Method And Backend Notes

This app has a runnable ChemistryAtlas backend path. Backend type: utility. ChemistryAtlas roadmap MVP: runnable report now; specialist cheminformatics/model backend plugs into this app surface next. Predicted or deconvoluted spectra should be compared with calibrated instrument output, standards, blanks, and replicate measurements.

How To Interpret Results

• Use predictions as confirmation aids, not as replacements for calibrated instrument software, standards, or expert spectral assignment.
• Compare results across related molecules, controls, blanks, literature examples, or known reactions whenever possible.
• For decisions that affect safety, synthesis scale-up, biological testing, purchasing, or publication, verify with primary data and expert review.

Example Input

concentration,absorbance
0,0.002
10,0.211
20,0.420
40,0.842
unknown_absorbance=0.515
path_length_cm=1

Common Checks Before Acting

• Confirm names, salts, stereochemistry, tautomers, protonation state, and hydration state.
• Check units, concentrations, equivalent definitions, and significant figures.
• Record external database versions, model versions, sidecar availability, and any manual edits made after the app output.

Related Apps

• Exact Mass / Isotope Pattern (exact-mass-isotope)
• 1H / 13C NMR Predictor (nmr-predictor)
• MS Fragmentation Predictor (ms-fragmentation-predictor)
• Spectroscopy Predictor (spectroscopy-predictor)
• Chromatography Method / Retention Helper (chromatography-retention-helper)

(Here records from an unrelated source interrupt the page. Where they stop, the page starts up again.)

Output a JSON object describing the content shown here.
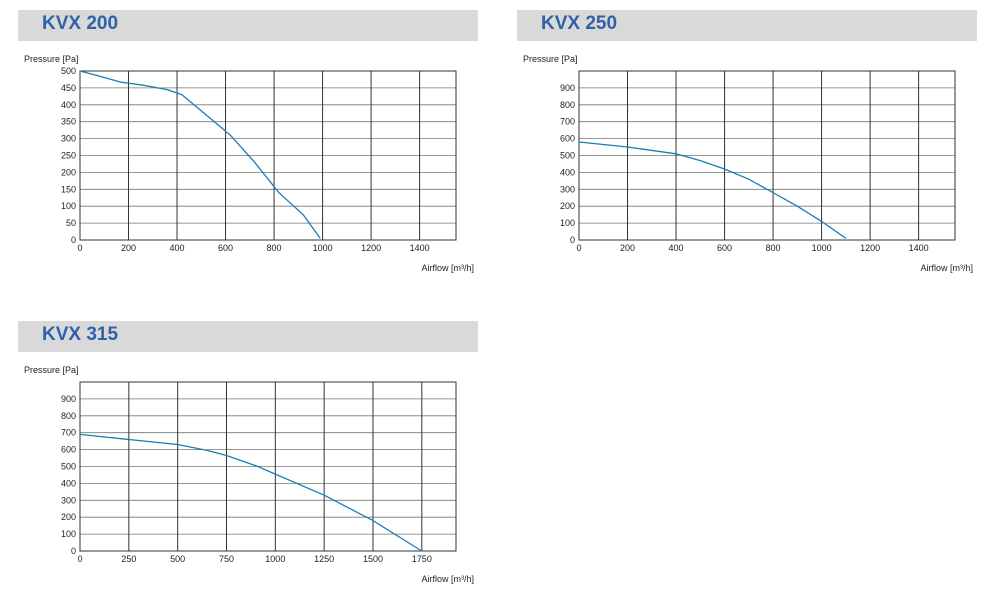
{
  "charts": [
    {
      "title": "KVX 200",
      "ylabel": "Pressure [Pa]",
      "xlabel": "Airflow [m³/h]"
    },
    {
      "title": "KVX 250",
      "ylabel": "Pressure [Pa]",
      "xlabel": "Airflow [m³/h]"
    },
    {
      "title": "KVX 315",
      "ylabel": "Pressure [Pa]",
      "xlabel": "Airflow [m³/h]"
    }
  ],
  "colors": {
    "curve": "#1a7fb5",
    "title_band": "#d9d9d9",
    "title_text": "#2f62a8",
    "grid": "#333333"
  },
  "chart_data": [
    {
      "type": "line",
      "title": "KVX 200",
      "xlabel": "Airflow [m³/h]",
      "ylabel": "Pressure [Pa]",
      "xlim": [
        0,
        1550
      ],
      "ylim": [
        0,
        500
      ],
      "xticks": [
        0,
        200,
        400,
        600,
        800,
        1000,
        1200,
        1400
      ],
      "yticks": [
        0,
        50,
        100,
        150,
        200,
        250,
        300,
        350,
        400,
        450,
        500
      ],
      "grid": true,
      "series": [
        {
          "x": [
            0,
            80,
            170,
            260,
            360,
            420,
            520,
            620,
            720,
            820,
            920,
            990
          ],
          "y": [
            500,
            485,
            467,
            458,
            445,
            430,
            370,
            310,
            230,
            140,
            75,
            5
          ]
        }
      ]
    },
    {
      "type": "line",
      "title": "KVX 250",
      "xlabel": "Airflow [m³/h]",
      "ylabel": "Pressure [Pa]",
      "xlim": [
        0,
        1550
      ],
      "ylim": [
        0,
        1000
      ],
      "xticks": [
        0,
        200,
        400,
        600,
        800,
        1000,
        1200,
        1400
      ],
      "yticks": [
        0,
        100,
        200,
        300,
        400,
        500,
        600,
        700,
        800,
        900
      ],
      "grid": true,
      "series": [
        {
          "x": [
            0,
            200,
            400,
            500,
            600,
            700,
            800,
            900,
            1000,
            1100
          ],
          "y": [
            580,
            550,
            510,
            470,
            420,
            360,
            280,
            200,
            110,
            10
          ]
        }
      ]
    },
    {
      "type": "line",
      "title": "KVX 315",
      "xlabel": "Airflow [m³/h]",
      "ylabel": "Pressure [Pa]",
      "xlim": [
        0,
        1925
      ],
      "ylim": [
        0,
        1000
      ],
      "xticks": [
        0,
        250,
        500,
        750,
        1000,
        1250,
        1500,
        1750
      ],
      "yticks": [
        0,
        100,
        200,
        300,
        400,
        500,
        600,
        700,
        800,
        900
      ],
      "grid": true,
      "series": [
        {
          "x": [
            0,
            250,
            500,
            650,
            750,
            900,
            1000,
            1250,
            1500,
            1750
          ],
          "y": [
            690,
            660,
            630,
            595,
            565,
            505,
            455,
            330,
            180,
            0
          ]
        }
      ]
    }
  ]
}
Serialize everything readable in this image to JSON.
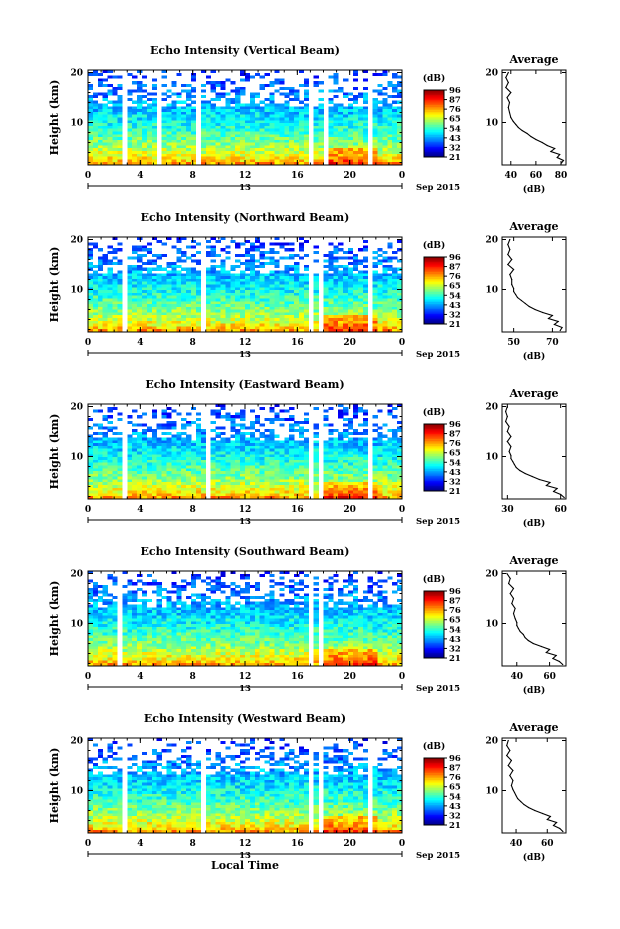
{
  "chart_data": [
    {
      "type": "heatmap",
      "title": "Echo Intensity (Vertical Beam)",
      "ylabel": "Height (km)",
      "x_ticks": [
        "0",
        "4",
        "8",
        "12",
        "16",
        "20",
        "0"
      ],
      "y_ticks": [
        "10",
        "20"
      ],
      "xlim": [
        0,
        24
      ],
      "ylim": [
        1.5,
        20.5
      ],
      "date_day": "13",
      "date_label": "Sep 2015",
      "colorbar": {
        "unit": "(dB)",
        "ticks": [
          "96",
          "87",
          "76",
          "65",
          "54",
          "43",
          "32",
          "21"
        ]
      },
      "gaps": [
        [
          2.6,
          2.9
        ],
        [
          5.1,
          5.5
        ],
        [
          8.3,
          8.7
        ],
        [
          16.8,
          17.2
        ],
        [
          17.9,
          18.4
        ],
        [
          21.4,
          21.8
        ]
      ],
      "profile": {
        "title": "Average",
        "xlabel": "(dB)",
        "x_ticks": [
          "40",
          "60",
          "80"
        ],
        "xlim": [
          33,
          84
        ],
        "y": [
          1.8,
          2.4,
          3.0,
          3.6,
          4.2,
          4.8,
          5.4,
          6.0,
          6.6,
          7.2,
          7.8,
          8.4,
          9.0,
          9.6,
          10.2,
          11.0,
          12.0,
          13.0,
          14.0,
          15.0,
          16.0,
          17.0,
          18.0,
          19.0,
          20.0
        ],
        "x": [
          80,
          82,
          77,
          79,
          72,
          75,
          69,
          65,
          60,
          56,
          53,
          49,
          46,
          44,
          42,
          40,
          39,
          38,
          39,
          37,
          40,
          36,
          38,
          36,
          38
        ]
      }
    },
    {
      "type": "heatmap",
      "title": "Echo Intensity (Northward Beam)",
      "ylabel": "Height (km)",
      "x_ticks": [
        "0",
        "4",
        "8",
        "12",
        "16",
        "20",
        "0"
      ],
      "y_ticks": [
        "10",
        "20"
      ],
      "xlim": [
        0,
        24
      ],
      "ylim": [
        1.5,
        20.5
      ],
      "date_day": "13",
      "date_label": "Sep 2015",
      "colorbar": {
        "unit": "(dB)",
        "ticks": [
          "96",
          "87",
          "76",
          "65",
          "54",
          "43",
          "32",
          "21"
        ]
      },
      "gaps": [
        [
          2.6,
          2.9
        ],
        [
          5.1,
          5.4
        ],
        [
          8.8,
          9.1
        ],
        [
          16.8,
          17.1
        ],
        [
          17.6,
          18.0
        ],
        [
          21.4,
          21.7
        ]
      ],
      "profile": {
        "title": "Average",
        "xlabel": "(dB)",
        "x_ticks": [
          "50",
          "70"
        ],
        "xlim": [
          44,
          77
        ],
        "y": [
          1.8,
          2.4,
          3.0,
          3.6,
          4.2,
          4.8,
          5.4,
          6.0,
          6.6,
          7.2,
          7.8,
          8.4,
          9.0,
          9.6,
          10.2,
          11.0,
          12.0,
          13.0,
          14.0,
          15.0,
          16.0,
          17.0,
          18.0,
          19.0,
          20.0
        ],
        "x": [
          74,
          75,
          71,
          73,
          68,
          70,
          65,
          61,
          58,
          56,
          54,
          52,
          51,
          50,
          50,
          49,
          49,
          48,
          50,
          47,
          49,
          47,
          48,
          47,
          48
        ]
      }
    },
    {
      "type": "heatmap",
      "title": "Echo Intensity (Eastward Beam)",
      "ylabel": "Height (km)",
      "x_ticks": [
        "0",
        "4",
        "8",
        "12",
        "16",
        "20",
        "0"
      ],
      "y_ticks": [
        "10",
        "20"
      ],
      "xlim": [
        0,
        24
      ],
      "ylim": [
        1.5,
        20.5
      ],
      "date_day": "13",
      "date_label": "Sep 2015",
      "colorbar": {
        "unit": "(dB)",
        "ticks": [
          "96",
          "87",
          "76",
          "65",
          "54",
          "43",
          "32",
          "21"
        ]
      },
      "gaps": [
        [
          2.6,
          2.9
        ],
        [
          5.1,
          5.4
        ],
        [
          8.9,
          9.2
        ],
        [
          16.8,
          17.1
        ],
        [
          17.6,
          18.0
        ],
        [
          21.4,
          21.7
        ]
      ],
      "profile": {
        "title": "Average",
        "xlabel": "(dB)",
        "x_ticks": [
          "30",
          "60"
        ],
        "xlim": [
          27,
          63
        ],
        "y": [
          1.8,
          2.4,
          3.0,
          3.6,
          4.2,
          4.8,
          5.4,
          6.0,
          6.6,
          7.2,
          7.8,
          8.4,
          9.0,
          9.6,
          10.2,
          11.0,
          12.0,
          13.0,
          14.0,
          15.0,
          16.0,
          17.0,
          18.0,
          19.0,
          20.0
        ],
        "x": [
          62,
          60,
          56,
          58,
          52,
          54,
          48,
          44,
          40,
          37,
          35,
          34,
          33,
          32,
          32,
          31,
          32,
          30,
          32,
          30,
          31,
          29,
          30,
          29,
          30
        ]
      }
    },
    {
      "type": "heatmap",
      "title": "Echo Intensity (Southward Beam)",
      "ylabel": "Height (km)",
      "x_ticks": [
        "0",
        "4",
        "8",
        "12",
        "16",
        "20",
        "0"
      ],
      "y_ticks": [
        "10",
        "20"
      ],
      "xlim": [
        0,
        24
      ],
      "ylim": [
        1.5,
        20.5
      ],
      "date_day": "13",
      "date_label": "Sep 2015",
      "colorbar": {
        "unit": "(dB)",
        "ticks": [
          "96",
          "87",
          "76",
          "65",
          "54",
          "43",
          "32",
          "21"
        ]
      },
      "gaps": [
        [
          2.2,
          2.6
        ],
        [
          5.1,
          5.3
        ],
        [
          16.8,
          17.1
        ],
        [
          17.6,
          18.0
        ]
      ],
      "profile": {
        "title": "Average",
        "xlabel": "(dB)",
        "x_ticks": [
          "40",
          "60"
        ],
        "xlim": [
          31,
          70
        ],
        "y": [
          1.8,
          2.4,
          3.0,
          3.6,
          4.2,
          4.8,
          5.4,
          6.0,
          6.6,
          7.2,
          7.8,
          8.4,
          9.0,
          9.6,
          10.2,
          11.0,
          12.0,
          13.0,
          14.0,
          15.0,
          16.0,
          17.0,
          18.0,
          19.0,
          20.0
        ],
        "x": [
          68,
          66,
          62,
          64,
          58,
          60,
          55,
          50,
          47,
          45,
          44,
          42,
          41,
          40,
          40,
          39,
          38,
          39,
          37,
          38,
          36,
          38,
          35,
          36,
          34
        ]
      }
    },
    {
      "type": "heatmap",
      "title": "Echo Intensity (Westward Beam)",
      "ylabel": "Height (km)",
      "x_ticks": [
        "0",
        "4",
        "8",
        "12",
        "16",
        "20",
        "0"
      ],
      "y_ticks": [
        "10",
        "20"
      ],
      "xlim": [
        0,
        24
      ],
      "ylim": [
        1.5,
        20.5
      ],
      "date_day": "13",
      "date_label": "Sep 2015",
      "xlabel": "Local Time",
      "colorbar": {
        "unit": "(dB)",
        "ticks": [
          "96",
          "87",
          "76",
          "65",
          "54",
          "43",
          "32",
          "21"
        ]
      },
      "gaps": [
        [
          2.6,
          2.9
        ],
        [
          5.1,
          5.4
        ],
        [
          8.7,
          9.1
        ],
        [
          16.8,
          17.1
        ],
        [
          17.6,
          18.0
        ],
        [
          21.4,
          21.7
        ]
      ],
      "profile": {
        "title": "Average",
        "xlabel": "(dB)",
        "x_ticks": [
          "40",
          "60"
        ],
        "xlim": [
          31,
          72
        ],
        "y": [
          1.8,
          2.4,
          3.0,
          3.6,
          4.2,
          4.8,
          5.4,
          6.0,
          6.6,
          7.2,
          7.8,
          8.4,
          9.0,
          9.6,
          10.2,
          11.0,
          12.0,
          13.0,
          14.0,
          15.0,
          16.0,
          17.0,
          18.0,
          19.0,
          20.0
        ],
        "x": [
          70,
          68,
          64,
          66,
          60,
          62,
          57,
          52,
          48,
          45,
          43,
          41,
          40,
          39,
          38,
          37,
          38,
          36,
          38,
          35,
          37,
          34,
          36,
          34,
          35
        ]
      }
    }
  ]
}
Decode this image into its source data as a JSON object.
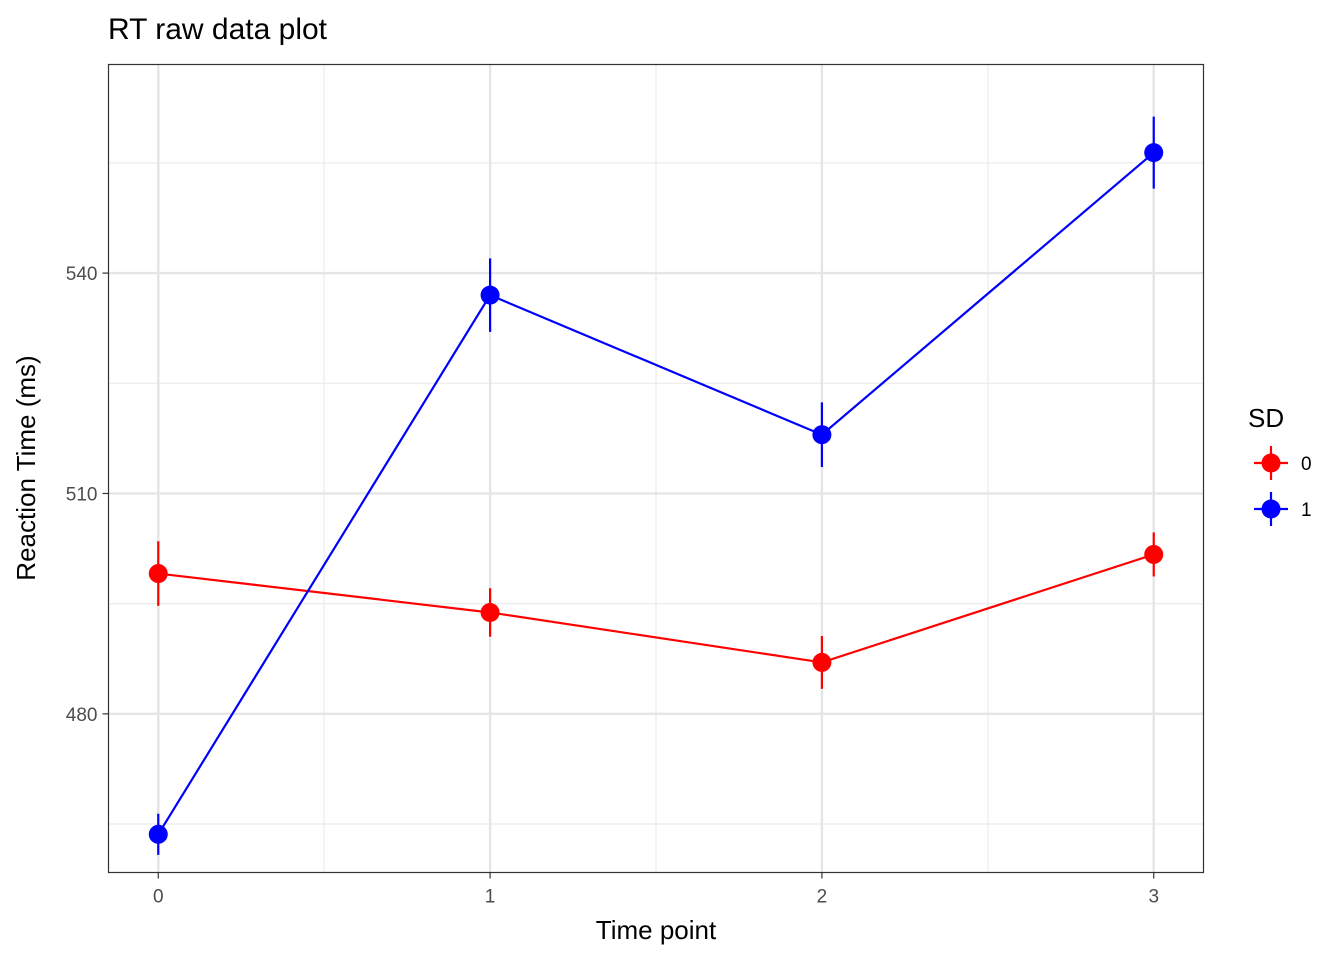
{
  "chart_data": {
    "type": "line",
    "title": "RT raw data plot",
    "xlabel": "Time point",
    "ylabel": "Reaction Time (ms)",
    "x": [
      0,
      1,
      2,
      3
    ],
    "x_tick_labels": [
      "0",
      "1",
      "2",
      "3"
    ],
    "xlim": [
      -0.15,
      3.15
    ],
    "y_ticks": [
      480,
      510,
      540
    ],
    "y_tick_labels": [
      "480",
      "510",
      "540"
    ],
    "ylim": [
      458.4,
      568.4
    ],
    "grid": true,
    "legend": {
      "title": "SD",
      "placement": "right"
    },
    "series": [
      {
        "name": "0",
        "color": "#ff0000",
        "values": [
          499.1,
          493.8,
          487.0,
          501.7
        ],
        "error_low": [
          494.7,
          490.5,
          483.4,
          498.7
        ],
        "error_high": [
          503.5,
          497.1,
          490.6,
          504.7
        ]
      },
      {
        "name": "1",
        "color": "#0000ff",
        "values": [
          463.6,
          537.0,
          518.0,
          556.4
        ],
        "error_low": [
          460.8,
          532.0,
          513.6,
          551.5
        ],
        "error_high": [
          466.4,
          542.0,
          522.4,
          561.3
        ]
      }
    ]
  }
}
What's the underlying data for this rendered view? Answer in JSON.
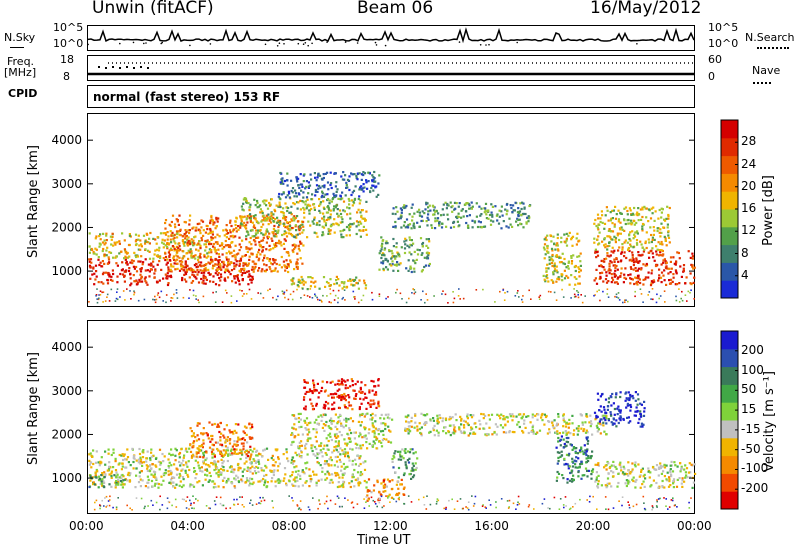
{
  "header": {
    "station": "Unwin (fitACF)",
    "beam": "Beam 06",
    "date": "16/May/2012"
  },
  "top_panels": {
    "nsky_label": "N.Sky",
    "nsearch_label": "N.Search",
    "nsky_ticks": [
      "10^5",
      "10^0"
    ],
    "nsearch_ticks": [
      "10^5",
      "10^0"
    ],
    "freq_label": "Freq.",
    "freq_unit": "[MHz]",
    "freq_ticks": [
      "18",
      "8"
    ],
    "nave_label": "Nave",
    "nave_ticks": [
      "60",
      "0"
    ],
    "cpid_label": "CPID",
    "cpid_text": "normal (fast stereo) 153 RF"
  },
  "chart_data": [
    {
      "type": "heatmap",
      "name": "power-panel",
      "ylabel": "Slant Range [km]",
      "yticks": [
        "1000",
        "2000",
        "3000",
        "4000"
      ],
      "ylim": [
        200,
        4600
      ],
      "xlim": [
        0,
        24
      ],
      "colorbar": {
        "label": "Power [dB]",
        "ticks": [
          "4",
          "8",
          "12",
          "16",
          "20",
          "24",
          "28"
        ],
        "colors": [
          "#1a2bd6",
          "#2a57a8",
          "#3e7f6d",
          "#52a049",
          "#9cc935",
          "#f0b400",
          "#f58a00",
          "#ee5a00",
          "#e02a00",
          "#d40000"
        ]
      },
      "regions": [
        {
          "t0": 0.0,
          "t1": 6.5,
          "r0": 700,
          "r1": 1300,
          "level": 0.9
        },
        {
          "t0": 0.0,
          "t1": 5.0,
          "r0": 1300,
          "r1": 1900,
          "level": 0.55
        },
        {
          "t0": 3.0,
          "t1": 8.5,
          "r0": 1000,
          "r1": 2300,
          "level": 0.7
        },
        {
          "t0": 6.0,
          "t1": 11.0,
          "r0": 1800,
          "r1": 2700,
          "level": 0.45
        },
        {
          "t0": 7.5,
          "t1": 11.5,
          "r0": 2700,
          "r1": 3300,
          "level": 0.15
        },
        {
          "t0": 8.0,
          "t1": 11.0,
          "r0": 600,
          "r1": 900,
          "level": 0.5
        },
        {
          "t0": 11.5,
          "t1": 13.5,
          "r0": 1000,
          "r1": 1800,
          "level": 0.35
        },
        {
          "t0": 12.0,
          "t1": 17.5,
          "r0": 2000,
          "r1": 2600,
          "level": 0.3
        },
        {
          "t0": 18.0,
          "t1": 19.5,
          "r0": 700,
          "r1": 1900,
          "level": 0.5
        },
        {
          "t0": 20.0,
          "t1": 24.0,
          "r0": 700,
          "r1": 1500,
          "level": 0.85
        },
        {
          "t0": 20.0,
          "t1": 23.0,
          "r0": 1500,
          "r1": 2500,
          "level": 0.5
        }
      ]
    },
    {
      "type": "heatmap",
      "name": "velocity-panel",
      "ylabel": "Slant Range [km]",
      "yticks": [
        "1000",
        "2000",
        "3000",
        "4000"
      ],
      "ylim": [
        200,
        4600
      ],
      "xlim": [
        0,
        24
      ],
      "colorbar": {
        "label": "Velocity [m s⁻¹]",
        "ticks": [
          "-200",
          "-100",
          "-50",
          "-15",
          "15",
          "50",
          "100",
          "200"
        ],
        "colors": [
          "#e00000",
          "#f24a00",
          "#f58a00",
          "#f0b400",
          "#c0c0c0",
          "#7fd23a",
          "#41a846",
          "#3a7a5a",
          "#2b4fb0",
          "#1a1ad0"
        ]
      },
      "regions": [
        {
          "t0": 0.0,
          "t1": 11.0,
          "r0": 800,
          "r1": 1700,
          "level": 0.45
        },
        {
          "t0": 0.0,
          "t1": 1.5,
          "r0": 800,
          "r1": 1100,
          "level": 0.65
        },
        {
          "t0": 4.0,
          "t1": 6.5,
          "r0": 1500,
          "r1": 2300,
          "level": 0.25
        },
        {
          "t0": 8.5,
          "t1": 11.5,
          "r0": 2600,
          "r1": 3300,
          "level": 0.05
        },
        {
          "t0": 8.0,
          "t1": 12.0,
          "r0": 1700,
          "r1": 2500,
          "level": 0.45
        },
        {
          "t0": 11.0,
          "t1": 12.5,
          "r0": 500,
          "r1": 1000,
          "level": 0.25
        },
        {
          "t0": 12.0,
          "t1": 13.0,
          "r0": 1000,
          "r1": 1700,
          "level": 0.65
        },
        {
          "t0": 12.5,
          "t1": 20.5,
          "r0": 2000,
          "r1": 2500,
          "level": 0.45
        },
        {
          "t0": 18.5,
          "t1": 20.0,
          "r0": 900,
          "r1": 2000,
          "level": 0.75
        },
        {
          "t0": 20.0,
          "t1": 22.0,
          "r0": 2200,
          "r1": 3000,
          "level": 0.95
        },
        {
          "t0": 20.0,
          "t1": 24.0,
          "r0": 800,
          "r1": 1400,
          "level": 0.45
        }
      ]
    }
  ],
  "x_axis": {
    "ticks": [
      "00:00",
      "04:00",
      "08:00",
      "12:00",
      "16:00",
      "20:00",
      "00:00"
    ],
    "label": "Time UT"
  }
}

Acknowledgements And Validation

• ChemistryAtlas documentation and UI were prepared for chemistry discovery workflows.
• Where available, calculations may use open-source cheminformatics, reaction-informatics, spectra, docking, or machine-learning engines such as RDKit-family tooling, ASKCOS-style sidecars, ChemProp, ms-pred/ICEBERG, PyScreener, and MolPAL.
• Always verify important results against primary literature, official SDS records, instrument software, validated models, and local laboratory procedures.